The role of clothes and taste are central to human understanding of the social dynamics of modern consumer cultures. Clothes operate as a form of play allowing balance between the opposing forces of the individual and society. Thesis Clothes help the person to express his/her personality and create a unique personal image.
Clothes reflect personal and social identity of people, their values and beliefs. For instance, many young people expressed their identity through clothes and social images. Hip-hop and rap were social movements which influenced fashion trends and priorities of youth.
For instance, young people wore “oversize T-shirts, ridiculously baggy jeans or shorts with dropped crotches that hang to mid-shin, and waists that sag to reveal the tops of brightly colored boxers” (Hersch. 1999). This example shows that society responses to social identity and sets limits on the behavior and beliefs that can be tolerated in society. If the person does not meet certain standards of clothes (a dress code or trendy style), she/he can be “excluded” from social interaction or groups.
The problem is that, in most cases people change their appearance and clothes in order to meet social identity but not because of absolute necessity.
Clothes make the person, because it reflects profession and social status of people. Professional clothing reflects occupation of the person (‘white’ is the main color of medial staff), his/her administrative position and even class location (blue-collar and white collar workers). For instance, E. Green argues that women professors pay a special attention to their wardrobes “using clothes to signal authority, belonging and personal style” (Banim et al, 2001, p. 97). It is possible to say that clothes help the person to underline social identity and social status through unique combination of personal preferences and professional dress code.
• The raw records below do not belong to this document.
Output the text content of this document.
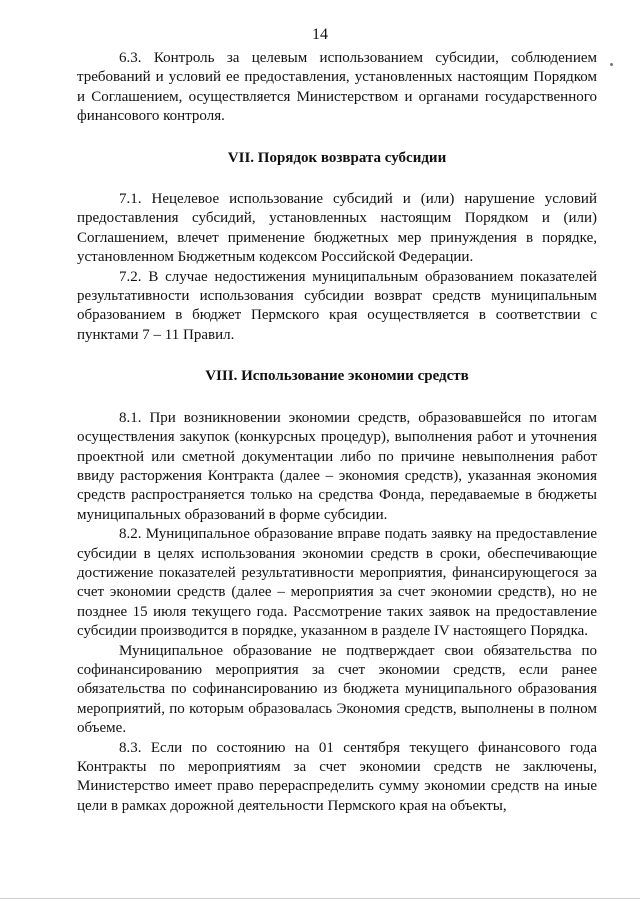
14

6.3. Контроль за целевым использованием субсидии, соблюдением требований и условий ее предоставления, установленных настоящим Порядком и Соглашением, осуществляется Министерством и органами государственного финансового контроля.

VII. Порядок возврата субсидии

7.1. Нецелевое использование субсидий и (или) нарушение условий предоставления субсидий, установленных настоящим Порядком и (или) Соглашением, влечет применение бюджетных мер принуждения в порядке, установленном Бюджетным кодексом Российской Федерации.

7.2. В случае недостижения муниципальным образованием показателей результативности использования субсидии возврат средств муниципальным образованием в бюджет Пермского края осуществляется в соответствии с пунктами 7 – 11 Правил.

VIII. Использование экономии средств

8.1. При возникновении экономии средств, образовавшейся по итогам осуществления закупок (конкурсных процедур), выполнения работ и уточнения проектной или сметной документации либо по причине невыполнения работ ввиду расторжения Контракта (далее – экономия средств), указанная экономия средств распространяется только на средства Фонда, передаваемые в бюджеты муниципальных образований в форме субсидии.

8.2. Муниципальное образование вправе подать заявку на предоставление субсидии в целях использования экономии средств в сроки, обеспечивающие достижение показателей результативности мероприятия, финансирующегося за счет экономии средств (далее – мероприятия за счет экономии средств), но не позднее 15 июля текущего года. Рассмотрение таких заявок на предоставление субсидии производится в порядке, указанном в разделе IV настоящего Порядка.

Муниципальное образование не подтверждает свои обязательства по софинансированию мероприятия за счет экономии средств, если ранее обязательства по софинансированию из бюджета муниципального образования мероприятий, по которым образовалась Экономия средств, выполнены в полном объеме.

8.3. Если по состоянию на 01 сентября текущего финансового года Контракты по мероприятиям за счет экономии средств не заключены, Министерство имеет право перераспределить сумму экономии средств на иные цели в рамках дорожной деятельности Пермского края на объекты,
Business women do not wear high heels, short sleeved blouses and avoid revealing dressing which is offensive to men according to business norms.
Clothes can also reflect culture and nationality of the person. It is important to remember that specific colors may not have the same meaning and significance among cultures. In China, for example, light and bright colors are chosen by young people while plainer and deeper colors by their elders. In contrast, Americans prefer informal clothing and bright colors in public. In many European countries and America young girls prefer high heels and short skirts to express their sexuality and attractiveness. Knowledge of the self is discovered through an understanding of the whole congeries of social and communal bonds which determine a male, and this in turn depends on an appreciation of the ‘narrative’ of social life: clothes is just that identity presupposed by the unity of personality (Banim et al 2001).
Clothes affect personality and his/her relations with others. It is possible to say that the person communicates with others through his clothes and appearance. Neat and clean clothes suggest that the person is tidy while shabby and casual clothes create a negative image of the owner and his habits. In this case, clothes and style can be seen as non-verbal communication means which reflect psychological peculiarities and personality of the owner. I prefer to wear simple but trendy clothes which reflect my personal style and character. My relatives and friends like my style and clothes, but when I buy something special they are always surprised and amazed by small changes in my wardrobe. They expect some changes in my behavior or mood when I wear too bight or dark colors.
In sum, clothes help the person to identify himself/herself and reflect the uniqueness of his/her personality. In the current era, clothes represent one of these standards: social identify and fashion. Such a common set of meanings derives not only from the language of clothes, but refers more broadly to the pattern of beliefs, codes, and feelings on the basis of which people learn to live with their environment.
Banim, M., Green, E., Guy, A. Through the Wardrobe: Women’s Relationships with Their Clothes. Berg, 2001.
Hersch Patricia. A Tribe Apart. Ballantine Books, 1999.